Le journaliste dépose en mai 2022 une plainte contre X et une enquête pour « abus de biens sociaux » et « recel d’abus de biens sociaux » avait été ouverte. Le 8 mars, il sort Cher Canard (JCLattès), un livre dans lequel il revient sur cette affaire qui a révélé des fractures au sein de la rédaction, sur fond de conflit entre générations.
Mise à pied du journaliste
Pour la direction, c’en est trop.
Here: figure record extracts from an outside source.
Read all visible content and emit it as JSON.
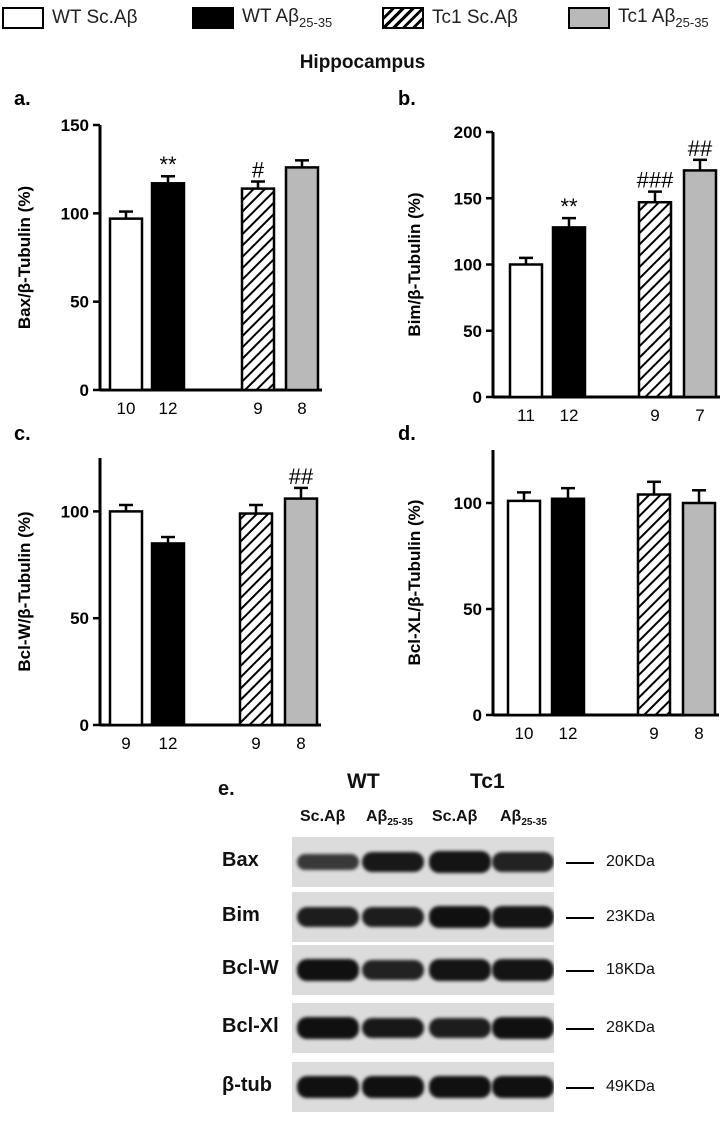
{
  "legend": [
    {
      "label": "WT Sc.Aβ",
      "fill": "white"
    },
    {
      "label": "WT Aβ",
      "sub": "25-35",
      "fill": "black"
    },
    {
      "label": "Tc1 Sc.Aβ",
      "fill": "hatch"
    },
    {
      "label": "Tc1 Aβ",
      "sub": "25-35",
      "fill": "gray"
    }
  ],
  "suptitle": "Hippocampus",
  "colors": {
    "gray": "#b9b9b9",
    "black": "#000000",
    "white": "#ffffff"
  },
  "chart_data": [
    {
      "type": "bar",
      "panel": "a.",
      "ylabel": "Bax/β-Tubulin (%)",
      "ylim": [
        0,
        150
      ],
      "yticks": [
        0,
        50,
        100,
        150
      ],
      "categories": [
        "WT Sc.Aβ",
        "WT Aβ25-35",
        "Tc1 Sc.Aβ",
        "Tc1 Aβ25-35"
      ],
      "values": [
        97,
        117,
        114,
        126
      ],
      "errors": [
        4,
        4,
        4,
        4
      ],
      "n": [
        "10",
        "12",
        "9",
        "8"
      ],
      "annotations": [
        "",
        "**",
        "#",
        ""
      ]
    },
    {
      "type": "bar",
      "panel": "b.",
      "ylabel": "Bim/β-Tubulin (%)",
      "ylim": [
        0,
        200
      ],
      "yticks": [
        0,
        50,
        100,
        150,
        200
      ],
      "categories": [
        "WT Sc.Aβ",
        "WT Aβ25-35",
        "Tc1 Sc.Aβ",
        "Tc1 Aβ25-35"
      ],
      "values": [
        100,
        128,
        147,
        171
      ],
      "errors": [
        5,
        7,
        8,
        8
      ],
      "n": [
        "11",
        "12",
        "9",
        "7"
      ],
      "annotations": [
        "",
        "**",
        "###",
        "##"
      ]
    },
    {
      "type": "bar",
      "panel": "c.",
      "ylabel": "Bcl-W/β-Tubulin (%)",
      "ylim": [
        0,
        125
      ],
      "yticks": [
        0,
        50,
        100
      ],
      "categories": [
        "WT Sc.Aβ",
        "WT Aβ25-35",
        "Tc1 Sc.Aβ",
        "Tc1 Aβ25-35"
      ],
      "values": [
        100,
        85,
        99,
        106
      ],
      "errors": [
        3,
        3,
        4,
        5
      ],
      "n": [
        "9",
        "12",
        "9",
        "8"
      ],
      "annotations": [
        "",
        "",
        "",
        "##"
      ]
    },
    {
      "type": "bar",
      "panel": "d.",
      "ylabel": "Bcl-XL/β-Tubulin (%)",
      "ylim": [
        0,
        125
      ],
      "yticks": [
        0,
        50,
        100
      ],
      "categories": [
        "WT Sc.Aβ",
        "WT Aβ25-35",
        "Tc1 Sc.Aβ",
        "Tc1 Aβ25-35"
      ],
      "values": [
        101,
        102,
        104,
        100
      ],
      "errors": [
        4,
        5,
        6,
        6
      ],
      "n": [
        "10",
        "12",
        "9",
        "8"
      ],
      "annotations": [
        "",
        "",
        "",
        ""
      ]
    }
  ],
  "blot": {
    "panel": "e.",
    "groups": [
      "WT",
      "Tc1"
    ],
    "lanes": [
      {
        "text": "Sc.Aβ",
        "sub": ""
      },
      {
        "text": "Aβ",
        "sub": "25-35"
      },
      {
        "text": "Sc.Aβ",
        "sub": ""
      },
      {
        "text": "Aβ",
        "sub": "25-35"
      }
    ],
    "rows": [
      {
        "label": "Bax",
        "kda": "20KDa",
        "intensity": [
          0.55,
          0.9,
          0.95,
          0.8
        ]
      },
      {
        "label": "Bim",
        "kda": "23KDa",
        "intensity": [
          0.85,
          0.85,
          1.0,
          0.95
        ]
      },
      {
        "label": "Bcl-W",
        "kda": "18KDa",
        "intensity": [
          1.0,
          0.8,
          0.95,
          0.95
        ]
      },
      {
        "label": "Bcl-Xl",
        "kda": "28KDa",
        "intensity": [
          1.0,
          0.9,
          0.85,
          1.0
        ]
      },
      {
        "label": "β-tub",
        "kda": "49KDa",
        "intensity": [
          1.0,
          1.0,
          1.0,
          1.0
        ]
      }
    ]
  }
}
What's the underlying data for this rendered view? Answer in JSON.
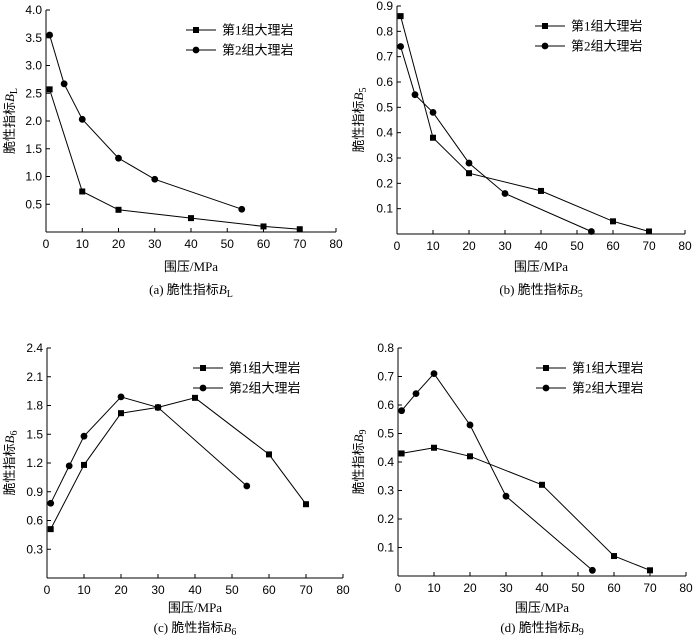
{
  "chart_data": [
    {
      "type": "line",
      "panel": "a",
      "caption_prefix": "(a) 脆性指标",
      "caption_symbol": "B",
      "caption_sub": "L",
      "xlabel": "围压/MPa",
      "ylabel_prefix": "脆性指标",
      "ylabel_symbol": "B",
      "ylabel_sub": "L",
      "xlim": [
        0,
        80
      ],
      "ylim": [
        0,
        4.0
      ],
      "xticks": [
        "0",
        "10",
        "20",
        "30",
        "40",
        "50",
        "60",
        "70",
        "80"
      ],
      "yticks": [
        "0.5",
        "1.0",
        "1.5",
        "2.0",
        "2.5",
        "3.0",
        "3.5",
        "4.0"
      ],
      "legend_position": "top-right",
      "series": [
        {
          "name": "第1组大理岩",
          "marker": "square",
          "x": [
            1,
            10,
            20,
            40,
            60,
            70
          ],
          "y": [
            2.57,
            0.73,
            0.4,
            0.25,
            0.1,
            0.05
          ]
        },
        {
          "name": "第2组大理岩",
          "marker": "circle",
          "x": [
            1,
            5,
            10,
            20,
            30,
            54
          ],
          "y": [
            3.55,
            2.67,
            2.03,
            1.33,
            0.95,
            0.41
          ]
        }
      ]
    },
    {
      "type": "line",
      "panel": "b",
      "caption_prefix": "(b) 脆性指标",
      "caption_symbol": "B",
      "caption_sub": "5",
      "xlabel": "围压/MPa",
      "ylabel_prefix": "脆性指标",
      "ylabel_symbol": "B",
      "ylabel_sub": "5",
      "xlim": [
        0,
        80
      ],
      "ylim": [
        0,
        0.9
      ],
      "xticks": [
        "0",
        "10",
        "20",
        "30",
        "40",
        "50",
        "60",
        "70",
        "80"
      ],
      "yticks": [
        "0.1",
        "0.2",
        "0.3",
        "0.4",
        "0.5",
        "0.6",
        "0.7",
        "0.8",
        "0.9"
      ],
      "legend_position": "top-right",
      "series": [
        {
          "name": "第1组大理岩",
          "marker": "square",
          "x": [
            1,
            10,
            20,
            40,
            60,
            70
          ],
          "y": [
            0.86,
            0.38,
            0.24,
            0.17,
            0.05,
            0.01
          ]
        },
        {
          "name": "第2组大理岩",
          "marker": "circle",
          "x": [
            1,
            5,
            10,
            20,
            30,
            54
          ],
          "y": [
            0.74,
            0.55,
            0.48,
            0.28,
            0.16,
            0.01
          ]
        }
      ]
    },
    {
      "type": "line",
      "panel": "c",
      "caption_prefix": "(c) 脆性指标",
      "caption_symbol": "B",
      "caption_sub": "6",
      "xlabel": "围压/MPa",
      "ylabel_prefix": "脆性指标",
      "ylabel_symbol": "B",
      "ylabel_sub": "6",
      "xlim": [
        0,
        80
      ],
      "ylim": [
        0,
        2.4
      ],
      "xticks": [
        "0",
        "10",
        "20",
        "30",
        "40",
        "50",
        "60",
        "70",
        "80"
      ],
      "yticks": [
        "0.3",
        "0.6",
        "0.9",
        "1.2",
        "1.5",
        "1.8",
        "2.1",
        "2.4"
      ],
      "legend_position": "top-right",
      "series": [
        {
          "name": "第1组大理岩",
          "marker": "square",
          "x": [
            1,
            10,
            20,
            30,
            40,
            60,
            70
          ],
          "y": [
            0.51,
            1.18,
            1.72,
            1.78,
            1.88,
            1.29,
            0.77
          ]
        },
        {
          "name": "第2组大理岩",
          "marker": "circle",
          "x": [
            1,
            6,
            10,
            20,
            30,
            54
          ],
          "y": [
            0.78,
            1.17,
            1.48,
            1.89,
            1.78,
            0.96
          ]
        }
      ]
    },
    {
      "type": "line",
      "panel": "d",
      "caption_prefix": "(d) 脆性指标",
      "caption_symbol": "B",
      "caption_sub": "9",
      "xlabel": "围压/MPa",
      "ylabel_prefix": "脆性指标",
      "ylabel_symbol": "B",
      "ylabel_sub": "9",
      "xlim": [
        0,
        80
      ],
      "ylim": [
        0,
        0.8
      ],
      "xticks": [
        "0",
        "10",
        "20",
        "30",
        "40",
        "50",
        "60",
        "70",
        "80"
      ],
      "yticks": [
        "0.1",
        "0.2",
        "0.3",
        "0.4",
        "0.5",
        "0.6",
        "0.7",
        "0.8"
      ],
      "legend_position": "top-right",
      "series": [
        {
          "name": "第1组大理岩",
          "marker": "square",
          "x": [
            1,
            10,
            20,
            40,
            60,
            70
          ],
          "y": [
            0.43,
            0.45,
            0.42,
            0.32,
            0.07,
            0.02
          ]
        },
        {
          "name": "第2组大理岩",
          "marker": "circle",
          "x": [
            1,
            5,
            10,
            20,
            30,
            54
          ],
          "y": [
            0.58,
            0.64,
            0.71,
            0.53,
            0.28,
            0.02
          ]
        }
      ]
    }
  ]
}
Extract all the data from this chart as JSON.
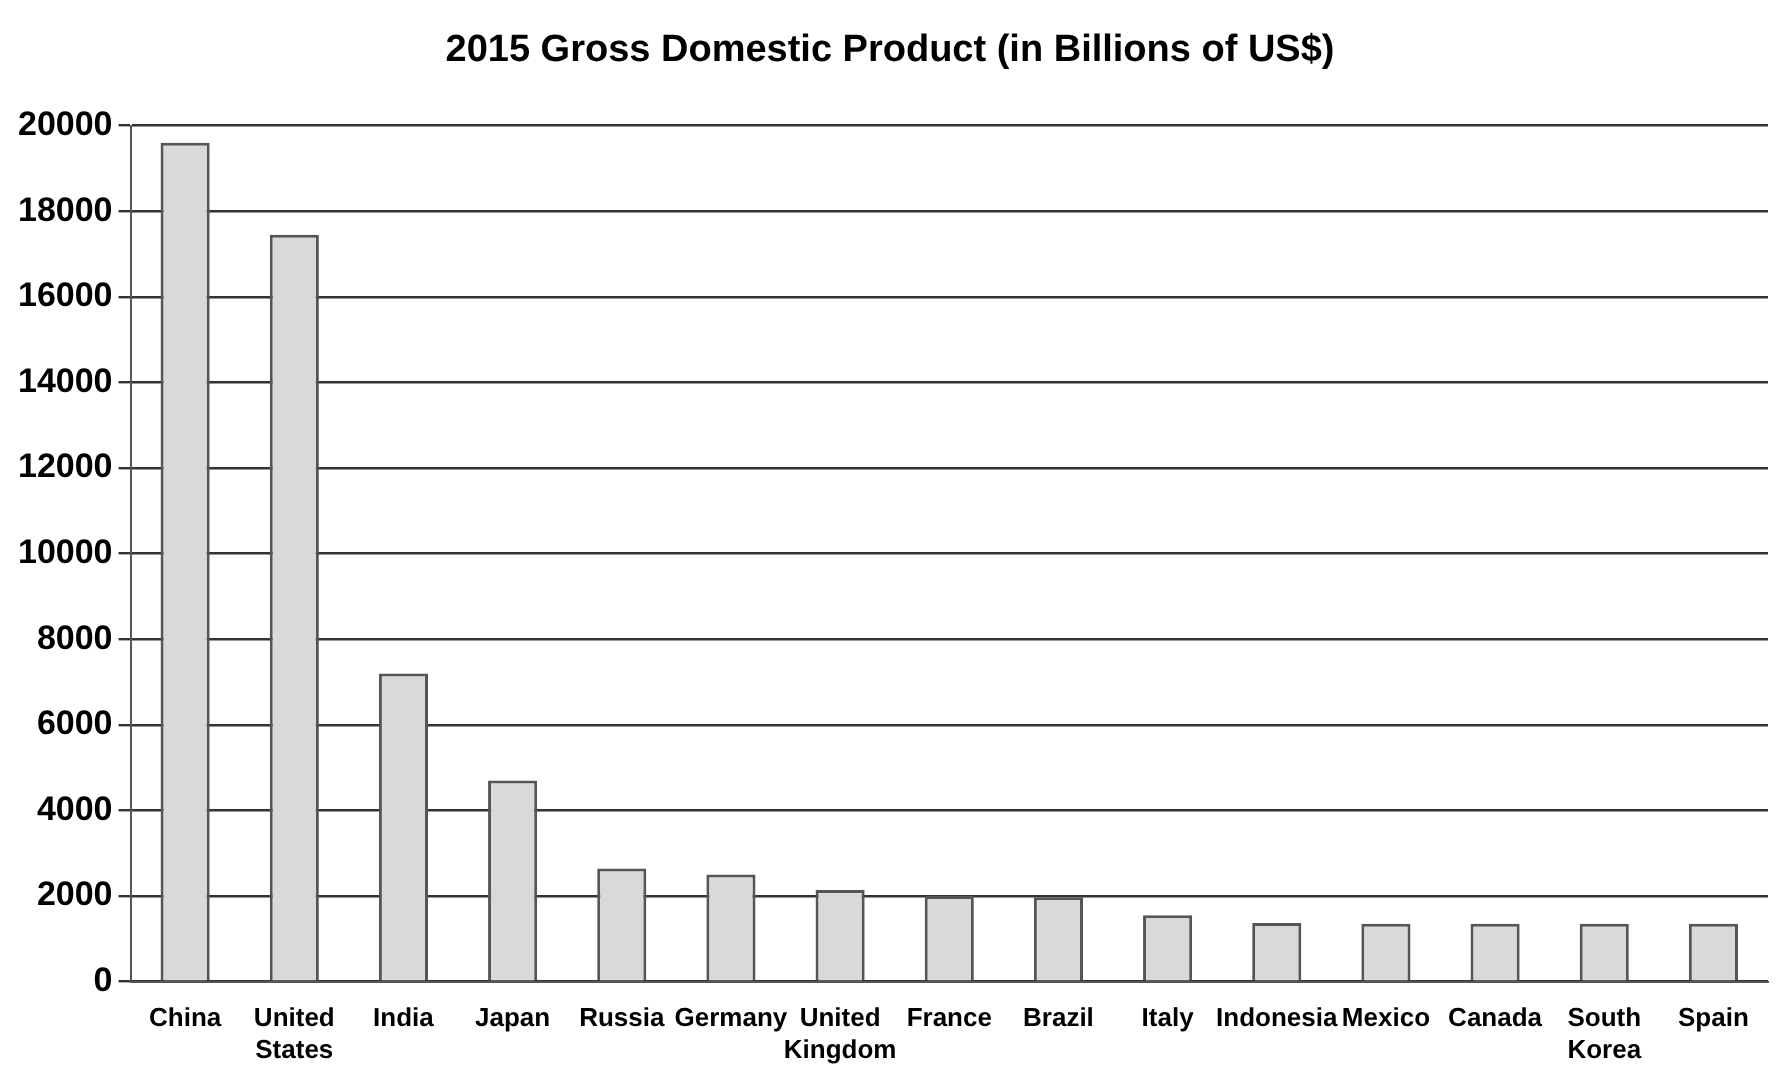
{
  "chart_data": {
    "type": "bar",
    "title": "2015 Gross Domestic Product (in Billions of US$)",
    "categories": [
      "China",
      "United States",
      "India",
      "Japan",
      "Russia",
      "Germany",
      "United Kingdom",
      "France",
      "Brazil",
      "Italy",
      "Indonesia",
      "Mexico",
      "Canada",
      "South Korea",
      "Spain"
    ],
    "values": [
      19600,
      17450,
      7200,
      4700,
      2640,
      2500,
      2140,
      2000,
      1970,
      1550,
      1370,
      1350,
      1350,
      1350,
      1350
    ],
    "color": "#d9d9d9",
    "ylim": [
      0,
      20000
    ],
    "yticks": [
      0,
      2000,
      4000,
      6000,
      8000,
      10000,
      12000,
      14000,
      16000,
      18000,
      20000
    ],
    "grid": "y"
  }
}
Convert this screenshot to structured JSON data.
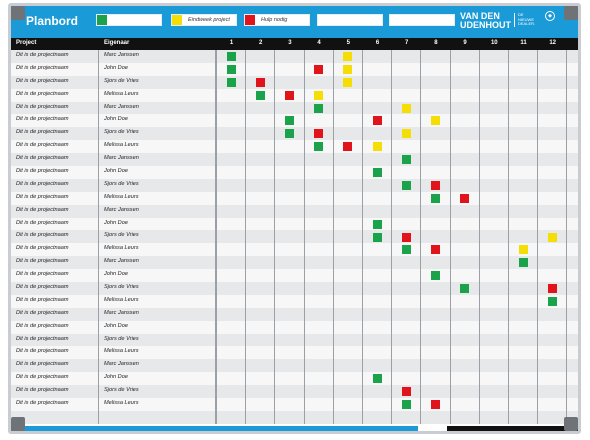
{
  "header": {
    "title": "Planbord",
    "legend": [
      {
        "color": "#1aa34a",
        "label": ""
      },
      {
        "color": "#f5de05",
        "label": "Eindweek project"
      },
      {
        "color": "#e0141a",
        "label": "Hulp nodig"
      },
      {
        "color": "",
        "label": ""
      },
      {
        "color": "",
        "label": ""
      }
    ],
    "brand_line1": "VAN DEN",
    "brand_line2": "UDENHOUT",
    "brand_tag1": "DE",
    "brand_tag2": "NIEUWE",
    "brand_tag3": "DEALER."
  },
  "columns": {
    "project": "Project",
    "owner": "Eigenaar",
    "weeks": [
      "1",
      "2",
      "3",
      "4",
      "5",
      "6",
      "7",
      "8",
      "9",
      "10",
      "11",
      "12"
    ]
  },
  "colors": {
    "green": "#1aa34a",
    "yellow": "#f5de05",
    "red": "#e0141a",
    "blue": "#1a9ad6"
  },
  "rows": [
    {
      "project": "Dit is de projectnaam",
      "owner": "Marc Janssen",
      "marks": [
        {
          "w": 1,
          "c": "green"
        },
        {
          "w": 5,
          "c": "yellow"
        }
      ]
    },
    {
      "project": "Dit is de projectnaam",
      "owner": "John Doe",
      "marks": [
        {
          "w": 1,
          "c": "green"
        },
        {
          "w": 4,
          "c": "red"
        },
        {
          "w": 5,
          "c": "yellow"
        }
      ]
    },
    {
      "project": "Dit is de projectnaam",
      "owner": "Sjors de Vries",
      "marks": [
        {
          "w": 1,
          "c": "green"
        },
        {
          "w": 2,
          "c": "red"
        },
        {
          "w": 5,
          "c": "yellow"
        }
      ]
    },
    {
      "project": "Dit is de projectnaam",
      "owner": "Melissa Leurs",
      "marks": [
        {
          "w": 2,
          "c": "green"
        },
        {
          "w": 3,
          "c": "red"
        },
        {
          "w": 4,
          "c": "yellow"
        }
      ]
    },
    {
      "project": "Dit is de projectnaam",
      "owner": "Marc Janssen",
      "marks": [
        {
          "w": 4,
          "c": "green"
        },
        {
          "w": 7,
          "c": "yellow"
        }
      ]
    },
    {
      "project": "Dit is de projectnaam",
      "owner": "John Doe",
      "marks": [
        {
          "w": 3,
          "c": "green"
        },
        {
          "w": 6,
          "c": "red"
        },
        {
          "w": 8,
          "c": "yellow"
        }
      ]
    },
    {
      "project": "Dit is de projectnaam",
      "owner": "Sjors de Vries",
      "marks": [
        {
          "w": 3,
          "c": "green"
        },
        {
          "w": 4,
          "c": "red"
        },
        {
          "w": 7,
          "c": "yellow"
        }
      ]
    },
    {
      "project": "Dit is de projectnaam",
      "owner": "Melissa Leurs",
      "marks": [
        {
          "w": 4,
          "c": "green"
        },
        {
          "w": 5,
          "c": "red"
        },
        {
          "w": 6,
          "c": "yellow"
        }
      ]
    },
    {
      "project": "Dit is de projectnaam",
      "owner": "Marc Janssen",
      "marks": [
        {
          "w": 7,
          "c": "green"
        }
      ]
    },
    {
      "project": "Dit is de projectnaam",
      "owner": "John Doe",
      "marks": [
        {
          "w": 6,
          "c": "green"
        }
      ]
    },
    {
      "project": "Dit is de projectnaam",
      "owner": "Sjors de Vries",
      "marks": [
        {
          "w": 7,
          "c": "green"
        },
        {
          "w": 8,
          "c": "red"
        }
      ]
    },
    {
      "project": "Dit is de projectnaam",
      "owner": "Melissa Leurs",
      "marks": [
        {
          "w": 8,
          "c": "green"
        },
        {
          "w": 9,
          "c": "red"
        }
      ]
    },
    {
      "project": "Dit is de projectnaam",
      "owner": "Marc Janssen",
      "marks": []
    },
    {
      "project": "Dit is de projectnaam",
      "owner": "John Doe",
      "marks": [
        {
          "w": 6,
          "c": "green"
        }
      ]
    },
    {
      "project": "Dit is de projectnaam",
      "owner": "Sjors de Vries",
      "marks": [
        {
          "w": 6,
          "c": "green"
        },
        {
          "w": 7,
          "c": "red"
        },
        {
          "w": 12,
          "c": "yellow"
        }
      ]
    },
    {
      "project": "Dit is de projectnaam",
      "owner": "Melissa Leurs",
      "marks": [
        {
          "w": 7,
          "c": "green"
        },
        {
          "w": 8,
          "c": "red"
        },
        {
          "w": 11,
          "c": "yellow"
        }
      ]
    },
    {
      "project": "Dit is de projectnaam",
      "owner": "Marc Janssen",
      "marks": [
        {
          "w": 11,
          "c": "green"
        }
      ]
    },
    {
      "project": "Dit is de projectnaam",
      "owner": "John Doe",
      "marks": [
        {
          "w": 8,
          "c": "green"
        }
      ]
    },
    {
      "project": "Dit is de projectnaam",
      "owner": "Sjors de Vries",
      "marks": [
        {
          "w": 9,
          "c": "green"
        },
        {
          "w": 12,
          "c": "red"
        }
      ]
    },
    {
      "project": "Dit is de projectnaam",
      "owner": "Melissa Leurs",
      "marks": [
        {
          "w": 12,
          "c": "green"
        }
      ]
    },
    {
      "project": "Dit is de projectnaam",
      "owner": "Marc Janssen",
      "marks": []
    },
    {
      "project": "Dit is de projectnaam",
      "owner": "John Doe",
      "marks": []
    },
    {
      "project": "Dit is de projectnaam",
      "owner": "Sjors de Vries",
      "marks": []
    },
    {
      "project": "Dit is de projectnaam",
      "owner": "Melissa Leurs",
      "marks": []
    },
    {
      "project": "Dit is de projectnaam",
      "owner": "Marc Janssen",
      "marks": []
    },
    {
      "project": "Dit is de projectnaam",
      "owner": "John Doe",
      "marks": [
        {
          "w": 6,
          "c": "green"
        }
      ]
    },
    {
      "project": "Dit is de projectnaam",
      "owner": "Sjors de Vries",
      "marks": [
        {
          "w": 7,
          "c": "red"
        }
      ]
    },
    {
      "project": "Dit is de projectnaam",
      "owner": "Melissa Leurs",
      "marks": [
        {
          "w": 7,
          "c": "green"
        },
        {
          "w": 8,
          "c": "red"
        }
      ]
    },
    {
      "project": "",
      "owner": "",
      "marks": []
    }
  ]
}
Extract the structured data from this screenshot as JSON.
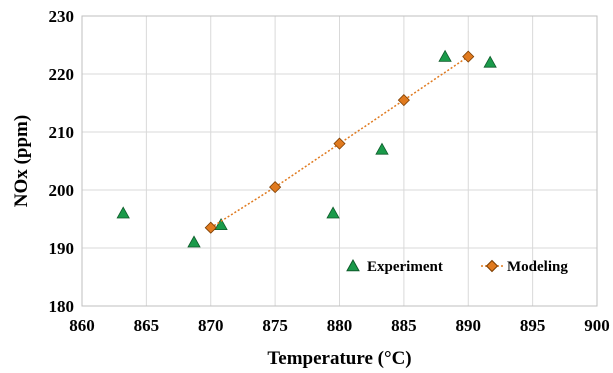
{
  "chart_data": {
    "type": "scatter",
    "title": "",
    "xlabel": "Temperature (°C)",
    "ylabel": "NOx (ppm)",
    "xlim": [
      860,
      900
    ],
    "ylim": [
      180,
      230
    ],
    "xticks": [
      860,
      865,
      870,
      875,
      880,
      885,
      890,
      895,
      900
    ],
    "yticks": [
      180,
      190,
      200,
      210,
      220,
      230
    ],
    "grid": true,
    "legend_position": "bottom-right",
    "series": [
      {
        "name": "Experiment",
        "marker": "triangle",
        "line": false,
        "color": "#1a9a4a",
        "points": [
          [
            863.2,
            196
          ],
          [
            868.7,
            191
          ],
          [
            870.8,
            194
          ],
          [
            879.5,
            196
          ],
          [
            883.3,
            207
          ],
          [
            888.2,
            223
          ],
          [
            891.7,
            222
          ]
        ]
      },
      {
        "name": "Modeling",
        "marker": "diamond",
        "line": "dotted",
        "color": "#e07a1f",
        "points": [
          [
            870,
            193.5
          ],
          [
            875,
            200.5
          ],
          [
            880,
            208
          ],
          [
            885,
            215.5
          ],
          [
            890,
            223
          ]
        ]
      }
    ]
  }
}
Elle contre-attaque dimanche soir en mettant à pied le journaliste et annonce « une procédure pouvant conduire à un licenciement ». « Cette décision a été prise après la parution de son livre, et ses multiples déclarations à la presse et dans les autres médias », poursuivent les administrateurs. Christophe Nobili dénonce, « la violence inouïe » de cette procédure.
C’est désormais une crise ouverte. Vingt-sept membres du journal soutiennent Christophe Nobili contre ce projet de licenciement. « Quelles que soient les réserves que chacune et chacun, au sein du journal, peut avoir à propos de l’ouvrage Cher Canard […], nous, salariés du Canard enchaîné, estimons que ce projet de licenciement constitue une sanction totalement disproportionnée », écrivent-ils.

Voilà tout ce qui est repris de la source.